There are more than 30 museums in Dresden, including half a dozen collections of world stature. My favorite is the classical sculpture gallery in the basement of the 19th century Albertinum, a former armory, near the center of town. Every time I visit the city, I take time to wander among the boldly decorated Greek vases, exquisite figurines more than 2,500 years old, intricately carved temple reliefs, and life-sized busts and statues of gods and heroes.

The Albertinum houses much of Dresden's most famous art. One floor above the sculpture gallery is the extraordinary collection known as the Green Vaults, named after the suite of rooms in the Residenzschloss where it was first displayed.

In a few words, it is an assemblage of objets d'art and jewelry: the most intricate sorts of rococo chests, ornate mirrors, ivory carvings, vases, cabinets, jewelry and other sumptuous trinkets, some of it from far corners of the globe. Amber and agate, jade and lapis, gold and silver abound, and the royal jewels at the end of the display rival the world's finest collections.

The top two floors of the Albertinum house the Neue Meister collection of 19th and 20th century art. Among painters represented are the Germans Caspar David Friedrich and Otto Dix and the French masters Manet, Renoir, Degas, Gauguin and Monet.

Dresden's other great collection of paintings, the Alte Meister (Old Masters), is housed in the Zwinger, which reopened in December 1992 after renovation. The Alte Meister ranges over centuries of European art, including vivid works by Titian, Reubens and Rembrandt. Large as that collection is, it constitutes only part of what the Zwinger offers. The grounds are elaborately landscaped, and the cascading Nymph's Bath still evokes images of decadent trysts.

Inside, one gallery is devoted to an extraordinary collection of maps, globes and mathematical instruments. Another contains a world-renowned porcelain collection, evidence of Augustus the Strong's obsession with the substance. He was fascinated by the hardness of porcelain samples brought from China, subsidized research that led to duplicating and improving the manufacturing process, and established what became an important porcelain industry in nearby Meissen.

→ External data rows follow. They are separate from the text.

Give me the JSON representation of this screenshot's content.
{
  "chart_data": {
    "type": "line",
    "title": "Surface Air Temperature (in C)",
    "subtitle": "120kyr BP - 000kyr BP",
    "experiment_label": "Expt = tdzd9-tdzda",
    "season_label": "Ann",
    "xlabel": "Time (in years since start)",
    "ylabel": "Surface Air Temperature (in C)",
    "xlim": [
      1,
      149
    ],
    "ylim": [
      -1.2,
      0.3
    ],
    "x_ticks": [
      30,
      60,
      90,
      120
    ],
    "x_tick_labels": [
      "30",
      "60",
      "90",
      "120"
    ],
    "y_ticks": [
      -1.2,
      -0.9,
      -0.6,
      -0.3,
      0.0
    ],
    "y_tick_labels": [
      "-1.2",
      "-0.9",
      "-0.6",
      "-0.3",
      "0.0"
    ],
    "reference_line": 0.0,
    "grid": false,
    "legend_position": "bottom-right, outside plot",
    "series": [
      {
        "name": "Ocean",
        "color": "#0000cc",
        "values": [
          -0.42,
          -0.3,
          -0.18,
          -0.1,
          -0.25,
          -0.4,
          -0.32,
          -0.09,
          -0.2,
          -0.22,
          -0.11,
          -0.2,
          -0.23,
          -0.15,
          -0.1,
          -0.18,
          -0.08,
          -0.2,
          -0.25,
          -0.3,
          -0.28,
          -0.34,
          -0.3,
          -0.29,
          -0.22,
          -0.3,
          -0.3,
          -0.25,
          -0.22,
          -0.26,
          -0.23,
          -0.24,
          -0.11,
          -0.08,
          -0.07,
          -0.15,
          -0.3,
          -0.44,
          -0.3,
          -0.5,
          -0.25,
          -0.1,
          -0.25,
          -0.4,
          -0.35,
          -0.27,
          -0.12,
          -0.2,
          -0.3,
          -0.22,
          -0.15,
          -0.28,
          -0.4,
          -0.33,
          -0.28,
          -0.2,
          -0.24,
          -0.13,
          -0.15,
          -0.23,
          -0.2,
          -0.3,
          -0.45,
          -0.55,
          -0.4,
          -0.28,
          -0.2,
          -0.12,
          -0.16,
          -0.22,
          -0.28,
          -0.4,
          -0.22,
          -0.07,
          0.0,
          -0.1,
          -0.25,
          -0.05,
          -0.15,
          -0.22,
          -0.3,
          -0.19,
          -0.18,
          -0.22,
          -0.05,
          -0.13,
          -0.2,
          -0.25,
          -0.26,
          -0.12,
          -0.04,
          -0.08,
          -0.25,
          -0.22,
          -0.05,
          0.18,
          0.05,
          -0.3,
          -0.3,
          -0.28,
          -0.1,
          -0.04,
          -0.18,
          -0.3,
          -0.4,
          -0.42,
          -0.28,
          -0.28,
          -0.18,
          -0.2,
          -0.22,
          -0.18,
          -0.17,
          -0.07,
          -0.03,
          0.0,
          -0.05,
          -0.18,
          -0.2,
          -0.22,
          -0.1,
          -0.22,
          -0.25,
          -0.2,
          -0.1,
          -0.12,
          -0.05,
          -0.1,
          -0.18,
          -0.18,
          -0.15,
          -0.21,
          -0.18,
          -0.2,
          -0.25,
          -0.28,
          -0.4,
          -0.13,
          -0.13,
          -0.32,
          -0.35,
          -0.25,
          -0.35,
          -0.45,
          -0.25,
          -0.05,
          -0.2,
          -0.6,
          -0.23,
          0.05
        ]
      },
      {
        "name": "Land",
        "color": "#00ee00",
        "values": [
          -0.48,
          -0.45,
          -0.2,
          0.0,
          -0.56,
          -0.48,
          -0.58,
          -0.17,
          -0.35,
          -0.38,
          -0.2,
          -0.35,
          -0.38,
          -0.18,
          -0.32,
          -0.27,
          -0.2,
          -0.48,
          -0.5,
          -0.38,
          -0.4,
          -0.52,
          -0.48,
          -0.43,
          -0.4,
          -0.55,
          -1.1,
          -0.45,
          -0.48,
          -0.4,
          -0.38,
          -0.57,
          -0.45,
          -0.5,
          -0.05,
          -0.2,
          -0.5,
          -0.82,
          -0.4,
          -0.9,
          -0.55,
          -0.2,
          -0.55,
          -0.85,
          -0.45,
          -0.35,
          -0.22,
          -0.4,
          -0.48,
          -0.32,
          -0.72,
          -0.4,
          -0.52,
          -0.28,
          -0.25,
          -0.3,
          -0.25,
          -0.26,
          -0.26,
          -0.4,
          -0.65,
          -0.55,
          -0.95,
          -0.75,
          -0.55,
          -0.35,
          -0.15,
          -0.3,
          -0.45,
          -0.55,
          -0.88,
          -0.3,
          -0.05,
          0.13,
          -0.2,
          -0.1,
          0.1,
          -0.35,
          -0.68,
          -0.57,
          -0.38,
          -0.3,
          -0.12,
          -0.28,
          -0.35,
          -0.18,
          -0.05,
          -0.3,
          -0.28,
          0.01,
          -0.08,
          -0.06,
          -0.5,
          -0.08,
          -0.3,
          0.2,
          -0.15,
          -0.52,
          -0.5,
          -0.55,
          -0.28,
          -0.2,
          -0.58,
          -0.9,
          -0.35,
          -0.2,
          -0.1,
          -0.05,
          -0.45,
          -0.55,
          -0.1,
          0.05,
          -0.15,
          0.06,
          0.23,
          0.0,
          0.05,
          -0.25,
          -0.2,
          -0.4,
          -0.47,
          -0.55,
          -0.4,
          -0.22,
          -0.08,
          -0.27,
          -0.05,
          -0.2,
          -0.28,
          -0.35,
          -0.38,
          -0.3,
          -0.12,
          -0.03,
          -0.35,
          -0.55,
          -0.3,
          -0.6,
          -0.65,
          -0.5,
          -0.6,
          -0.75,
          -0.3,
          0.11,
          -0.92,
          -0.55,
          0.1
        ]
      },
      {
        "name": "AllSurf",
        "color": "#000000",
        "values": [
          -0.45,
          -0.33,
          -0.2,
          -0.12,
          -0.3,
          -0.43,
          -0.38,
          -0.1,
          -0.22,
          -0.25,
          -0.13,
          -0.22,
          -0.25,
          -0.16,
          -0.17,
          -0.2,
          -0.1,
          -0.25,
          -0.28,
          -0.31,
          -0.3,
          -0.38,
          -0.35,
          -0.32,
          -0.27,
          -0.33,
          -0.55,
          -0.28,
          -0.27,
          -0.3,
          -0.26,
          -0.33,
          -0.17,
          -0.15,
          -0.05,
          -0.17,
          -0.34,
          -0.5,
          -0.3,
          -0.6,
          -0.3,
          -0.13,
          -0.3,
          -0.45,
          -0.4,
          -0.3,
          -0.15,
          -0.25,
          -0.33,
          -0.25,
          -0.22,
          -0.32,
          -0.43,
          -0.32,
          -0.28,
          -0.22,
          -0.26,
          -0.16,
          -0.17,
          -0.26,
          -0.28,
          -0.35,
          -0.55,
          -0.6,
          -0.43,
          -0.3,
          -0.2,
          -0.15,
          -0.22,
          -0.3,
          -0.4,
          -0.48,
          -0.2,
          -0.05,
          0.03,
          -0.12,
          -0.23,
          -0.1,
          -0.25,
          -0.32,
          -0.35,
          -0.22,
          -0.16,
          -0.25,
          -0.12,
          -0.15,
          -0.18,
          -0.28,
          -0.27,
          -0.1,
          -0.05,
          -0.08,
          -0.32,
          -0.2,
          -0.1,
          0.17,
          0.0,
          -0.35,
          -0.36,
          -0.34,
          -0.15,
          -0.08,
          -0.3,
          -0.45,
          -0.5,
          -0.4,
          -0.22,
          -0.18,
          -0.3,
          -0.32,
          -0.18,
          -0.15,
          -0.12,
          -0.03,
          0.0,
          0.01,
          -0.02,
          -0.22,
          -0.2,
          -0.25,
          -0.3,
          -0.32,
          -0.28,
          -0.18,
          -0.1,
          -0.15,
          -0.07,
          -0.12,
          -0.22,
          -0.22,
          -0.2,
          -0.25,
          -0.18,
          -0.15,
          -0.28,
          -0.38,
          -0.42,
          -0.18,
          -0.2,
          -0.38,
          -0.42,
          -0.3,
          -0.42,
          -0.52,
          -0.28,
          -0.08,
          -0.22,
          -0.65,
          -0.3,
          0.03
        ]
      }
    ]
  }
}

Hanging over any visit to Dresden is the memory of the Allied bombing that destroyed much of the city. At that time, as residents frequently explain to visitors, Dresden had no military value and was full of refugees, mostly women and children. The war's end was foreseeable, the outcome already clear. Tens of thousands perished in the inferno.

Now, tourists snatch up postcards of the ruins, including a wide-angle view titled "Pointless Destruction." Yet some older visitors, especially Americans and Britons, cannot bear to see Germans portrayed as victims of World War II, and tourism officials do not want to offend them. The only memorial to those who died in the bombing is outside city limits, at a cemetery where many of the victims were buried. It is a stark granite slab with an inscription that begins: "How many died? Who knows the number?"

At the center of town, left undisturbed for decades, lie the bombed-out ruins of the 250-year-old Frauenkirche, once one of the major Protestant churches in Europe and an anchor of the Dresden skyline. The ruins were left where they fell, and the area was cordoned off as a point of reflection. After German unification in 1990, the new authorities decided to rebuild the church.

In a meticulous effort to salvage as much as possible of the original structure, each fallen stone is being measured, photographed and numbered for possible reuse. Sponsors are raising money privately, partly through the sale of watches that contain small chips of stone from the ruins.

Walking through Dresden, even while so much construction is under way, is a series of felicitous discoveries. Blackened old statues appear at unexpected corners, and gargoyles gaze down from buildings that escaped past conflagrations.

It is even possible to find a "minor" building that momentarily seems more attractive than the imposing palaces for which Dresden became famous.